Spies describes this win as just as sweet. “This is up there with 1999. It’s hard to compare. With line honours only two or three boats can win, but on handicap twenty or thirty boats are a chance.”

Spies put the win down to sticking to a fairly simple game plan.

“Push the boat, keep her pointing to Hobart at 95% of her maximum speed, 100% of the time. We were tactically sound. We didn’t go out on any limbs. A couple of boats took a flyer here and a flyer there and they paid short dividends but then the next flyer they took came back to bite them.

“Yesterday we had 12 hours of hard spinnaker running and for six hours we were right on the edge. We knew we had to keep pushing it to stay with the boats we had to beat.

“We stopped for a couple of hours in Bass Strait when the wind died, and we thought we had lost it, but the rest of the fleet stopped too. We stopped again at Tasman Island and coming into Storm Bay but finally got an early morning breeze that carried us up the river,” he said.

Spies singled out 19-year-old navigator Andrew Joyce for special praise. “The guy’s 19 years old and he acts as though he’s been doing this all his 19 years. He’s obviously a name you’re going to hear a lot more of. I’m honoured to have spotted that talent earlier this year.”

It has been quite an introduction to ocean racing for the co-owner of the boat, Peter Johnston. This is his first Rolex Sydney Hobart Yacht Race and he’s won it!

First National Real Estate is a Beneteau 40.7, the hugely popular Farr design that has sold some 500 boats worldwide. Spies has heavily optimised the boat though. 

“We’ve worked hard to get the rating down. If I listed all the changes we’ve made it would take a couple of foolscap pages,” he said.

“I like to think she is the fastest of the 500 of her type,” he said, “but we can take her back to Sydney and it will only take us two hours to transform her back into a boat you’d happily cruise for a week in. If there is such as a thing as a freak boat these are probably it.”

So will Michael Spies be back for Hobart number 28? He doesn’t even take a breath. “Yeah. Of course.”


----------



## TSOJOURNER (Dec 16, 1999)

Looks like Bubb2 is in love with his 40.7 or his friends. 

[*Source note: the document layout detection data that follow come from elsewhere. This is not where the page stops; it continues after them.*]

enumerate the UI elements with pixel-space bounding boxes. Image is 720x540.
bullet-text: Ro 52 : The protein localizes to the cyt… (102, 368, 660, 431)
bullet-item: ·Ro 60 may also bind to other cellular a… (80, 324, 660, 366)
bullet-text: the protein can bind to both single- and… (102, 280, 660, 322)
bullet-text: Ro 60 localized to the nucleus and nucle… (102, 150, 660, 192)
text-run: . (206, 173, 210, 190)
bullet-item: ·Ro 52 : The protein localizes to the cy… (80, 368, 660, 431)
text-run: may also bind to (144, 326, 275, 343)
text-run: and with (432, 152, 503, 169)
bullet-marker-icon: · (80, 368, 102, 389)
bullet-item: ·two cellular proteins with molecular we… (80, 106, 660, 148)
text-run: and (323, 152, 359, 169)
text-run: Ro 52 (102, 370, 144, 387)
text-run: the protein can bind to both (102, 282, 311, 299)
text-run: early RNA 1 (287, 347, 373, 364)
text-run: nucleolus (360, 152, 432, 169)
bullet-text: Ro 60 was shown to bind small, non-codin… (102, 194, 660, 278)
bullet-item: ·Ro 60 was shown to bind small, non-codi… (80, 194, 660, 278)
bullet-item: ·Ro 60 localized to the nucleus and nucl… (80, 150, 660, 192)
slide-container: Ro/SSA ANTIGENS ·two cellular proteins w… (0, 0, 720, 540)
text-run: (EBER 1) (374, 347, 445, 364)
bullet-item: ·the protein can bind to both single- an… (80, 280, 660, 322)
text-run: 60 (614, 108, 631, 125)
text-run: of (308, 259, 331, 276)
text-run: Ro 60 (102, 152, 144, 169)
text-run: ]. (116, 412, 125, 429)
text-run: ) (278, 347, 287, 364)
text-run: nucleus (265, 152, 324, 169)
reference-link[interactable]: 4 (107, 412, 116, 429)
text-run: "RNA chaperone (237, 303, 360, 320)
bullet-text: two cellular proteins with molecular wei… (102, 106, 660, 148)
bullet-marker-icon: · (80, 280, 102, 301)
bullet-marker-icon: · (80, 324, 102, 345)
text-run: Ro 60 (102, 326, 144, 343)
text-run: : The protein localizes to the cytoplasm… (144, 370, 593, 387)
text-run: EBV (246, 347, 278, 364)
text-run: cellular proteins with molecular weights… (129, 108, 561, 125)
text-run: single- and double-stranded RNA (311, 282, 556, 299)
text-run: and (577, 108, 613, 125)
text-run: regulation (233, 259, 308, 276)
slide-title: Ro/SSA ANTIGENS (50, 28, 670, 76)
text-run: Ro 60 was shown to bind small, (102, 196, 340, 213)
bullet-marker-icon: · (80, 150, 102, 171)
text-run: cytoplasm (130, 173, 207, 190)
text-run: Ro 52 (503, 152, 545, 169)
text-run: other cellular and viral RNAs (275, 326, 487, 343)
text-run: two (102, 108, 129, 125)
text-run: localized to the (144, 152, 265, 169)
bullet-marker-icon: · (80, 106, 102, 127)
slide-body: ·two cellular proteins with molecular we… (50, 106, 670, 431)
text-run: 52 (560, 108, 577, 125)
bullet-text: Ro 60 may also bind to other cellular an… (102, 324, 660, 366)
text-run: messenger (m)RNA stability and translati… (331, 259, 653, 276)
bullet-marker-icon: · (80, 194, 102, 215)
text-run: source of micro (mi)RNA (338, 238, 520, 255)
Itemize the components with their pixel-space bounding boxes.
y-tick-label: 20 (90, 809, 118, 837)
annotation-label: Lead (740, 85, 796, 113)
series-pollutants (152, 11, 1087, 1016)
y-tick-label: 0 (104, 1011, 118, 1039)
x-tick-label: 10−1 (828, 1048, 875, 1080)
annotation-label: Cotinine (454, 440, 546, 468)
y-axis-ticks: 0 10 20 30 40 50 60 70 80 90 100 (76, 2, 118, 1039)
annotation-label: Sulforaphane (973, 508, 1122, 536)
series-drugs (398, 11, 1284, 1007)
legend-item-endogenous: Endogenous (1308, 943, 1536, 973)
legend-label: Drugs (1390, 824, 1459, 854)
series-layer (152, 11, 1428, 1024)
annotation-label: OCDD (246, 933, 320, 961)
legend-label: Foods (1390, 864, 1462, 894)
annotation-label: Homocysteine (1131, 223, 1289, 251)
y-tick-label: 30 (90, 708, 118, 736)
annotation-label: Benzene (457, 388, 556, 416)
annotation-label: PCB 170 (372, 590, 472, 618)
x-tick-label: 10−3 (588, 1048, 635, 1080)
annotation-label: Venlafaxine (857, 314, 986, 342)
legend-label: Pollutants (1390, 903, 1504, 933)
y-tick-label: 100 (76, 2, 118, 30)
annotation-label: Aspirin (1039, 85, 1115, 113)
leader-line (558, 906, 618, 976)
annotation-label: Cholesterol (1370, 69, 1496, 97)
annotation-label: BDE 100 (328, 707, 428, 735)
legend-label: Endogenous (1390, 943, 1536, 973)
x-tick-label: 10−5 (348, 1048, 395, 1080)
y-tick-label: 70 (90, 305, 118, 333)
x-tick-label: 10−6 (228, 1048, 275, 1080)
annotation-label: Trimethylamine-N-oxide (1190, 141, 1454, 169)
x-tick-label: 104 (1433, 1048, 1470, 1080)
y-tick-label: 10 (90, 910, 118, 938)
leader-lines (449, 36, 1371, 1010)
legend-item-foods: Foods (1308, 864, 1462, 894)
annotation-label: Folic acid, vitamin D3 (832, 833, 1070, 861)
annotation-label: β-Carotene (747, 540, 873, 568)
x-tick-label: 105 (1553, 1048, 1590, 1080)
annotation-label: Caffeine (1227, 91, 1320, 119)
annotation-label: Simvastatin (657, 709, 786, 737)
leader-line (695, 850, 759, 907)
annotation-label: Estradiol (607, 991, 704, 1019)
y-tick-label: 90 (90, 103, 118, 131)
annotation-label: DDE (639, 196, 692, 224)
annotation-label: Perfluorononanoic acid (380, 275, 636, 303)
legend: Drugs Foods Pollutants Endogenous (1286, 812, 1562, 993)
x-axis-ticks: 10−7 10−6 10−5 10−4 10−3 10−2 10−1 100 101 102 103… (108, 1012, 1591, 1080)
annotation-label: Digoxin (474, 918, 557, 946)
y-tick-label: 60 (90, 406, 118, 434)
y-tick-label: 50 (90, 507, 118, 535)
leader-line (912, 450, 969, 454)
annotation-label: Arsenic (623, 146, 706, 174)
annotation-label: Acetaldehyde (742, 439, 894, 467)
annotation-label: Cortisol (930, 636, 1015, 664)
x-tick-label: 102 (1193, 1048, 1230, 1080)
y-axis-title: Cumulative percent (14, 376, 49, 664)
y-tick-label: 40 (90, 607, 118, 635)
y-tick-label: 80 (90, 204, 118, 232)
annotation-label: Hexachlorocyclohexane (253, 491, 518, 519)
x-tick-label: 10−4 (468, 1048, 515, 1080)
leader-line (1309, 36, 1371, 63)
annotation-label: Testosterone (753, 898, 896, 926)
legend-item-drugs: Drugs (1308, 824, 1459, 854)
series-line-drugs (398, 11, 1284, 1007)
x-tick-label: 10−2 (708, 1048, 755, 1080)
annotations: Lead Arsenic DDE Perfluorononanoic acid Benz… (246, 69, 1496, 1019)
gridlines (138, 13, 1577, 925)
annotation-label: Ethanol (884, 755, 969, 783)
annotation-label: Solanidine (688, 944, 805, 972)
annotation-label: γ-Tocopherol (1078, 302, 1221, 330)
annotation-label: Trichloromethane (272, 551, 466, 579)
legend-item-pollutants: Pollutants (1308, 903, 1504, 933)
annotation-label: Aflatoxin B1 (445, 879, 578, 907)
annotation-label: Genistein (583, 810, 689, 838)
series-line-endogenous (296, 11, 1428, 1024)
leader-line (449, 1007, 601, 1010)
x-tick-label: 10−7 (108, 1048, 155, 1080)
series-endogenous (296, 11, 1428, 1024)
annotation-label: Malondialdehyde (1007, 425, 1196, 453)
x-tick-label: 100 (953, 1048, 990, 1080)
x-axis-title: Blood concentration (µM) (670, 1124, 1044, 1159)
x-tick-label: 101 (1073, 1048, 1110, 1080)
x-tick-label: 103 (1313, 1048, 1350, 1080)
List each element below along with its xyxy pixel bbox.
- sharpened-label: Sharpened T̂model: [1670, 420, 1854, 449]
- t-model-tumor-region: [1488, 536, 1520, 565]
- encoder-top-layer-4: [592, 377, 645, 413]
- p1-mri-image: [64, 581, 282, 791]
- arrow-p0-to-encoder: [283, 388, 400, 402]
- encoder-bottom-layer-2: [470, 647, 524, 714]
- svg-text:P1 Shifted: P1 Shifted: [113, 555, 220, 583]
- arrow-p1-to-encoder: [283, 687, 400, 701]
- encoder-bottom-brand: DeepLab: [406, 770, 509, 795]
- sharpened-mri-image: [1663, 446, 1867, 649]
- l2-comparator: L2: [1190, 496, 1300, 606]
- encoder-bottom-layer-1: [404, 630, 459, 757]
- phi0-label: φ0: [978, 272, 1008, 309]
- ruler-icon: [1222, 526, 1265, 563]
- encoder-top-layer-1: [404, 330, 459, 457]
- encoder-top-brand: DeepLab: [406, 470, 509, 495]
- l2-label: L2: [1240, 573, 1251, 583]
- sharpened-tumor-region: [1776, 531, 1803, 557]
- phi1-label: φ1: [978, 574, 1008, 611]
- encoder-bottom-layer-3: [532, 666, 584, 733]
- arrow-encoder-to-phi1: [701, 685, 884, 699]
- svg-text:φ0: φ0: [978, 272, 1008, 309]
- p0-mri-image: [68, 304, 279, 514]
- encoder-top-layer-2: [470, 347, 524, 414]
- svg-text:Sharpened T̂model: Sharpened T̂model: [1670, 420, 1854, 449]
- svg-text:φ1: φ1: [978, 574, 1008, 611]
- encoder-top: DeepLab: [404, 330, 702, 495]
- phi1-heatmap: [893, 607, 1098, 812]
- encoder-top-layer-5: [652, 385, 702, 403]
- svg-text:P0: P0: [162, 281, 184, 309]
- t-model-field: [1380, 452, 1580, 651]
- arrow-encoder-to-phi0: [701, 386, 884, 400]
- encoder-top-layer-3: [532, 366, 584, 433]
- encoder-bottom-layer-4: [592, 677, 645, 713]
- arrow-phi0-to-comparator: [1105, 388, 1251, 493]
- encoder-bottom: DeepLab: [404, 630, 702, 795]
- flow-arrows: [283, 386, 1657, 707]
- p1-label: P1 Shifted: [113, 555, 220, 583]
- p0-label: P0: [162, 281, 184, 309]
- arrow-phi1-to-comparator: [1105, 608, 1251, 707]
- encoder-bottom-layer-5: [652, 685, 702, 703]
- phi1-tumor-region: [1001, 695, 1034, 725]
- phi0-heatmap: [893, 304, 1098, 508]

Review your orig. question before it got off the track to a 40.7. I would just keep looking at those two boats for yourself and don''t forget to think about overall service potential, not just warrenty. Ask your prospective salesman how issues, after-sale problems, follow-up, etc, are handled. Don''t forget the big picture as you have a hard decision ahead of you as both of those boats are similar, and + or - 5K in cost isn''t going to mean much in the big picture. Subscribe to both email lists and ask the people that actually own the boats to comment on that boat (without saying A vs. B, etc) Owners will know the most about their boats but will have some bias. 

Have fun


----------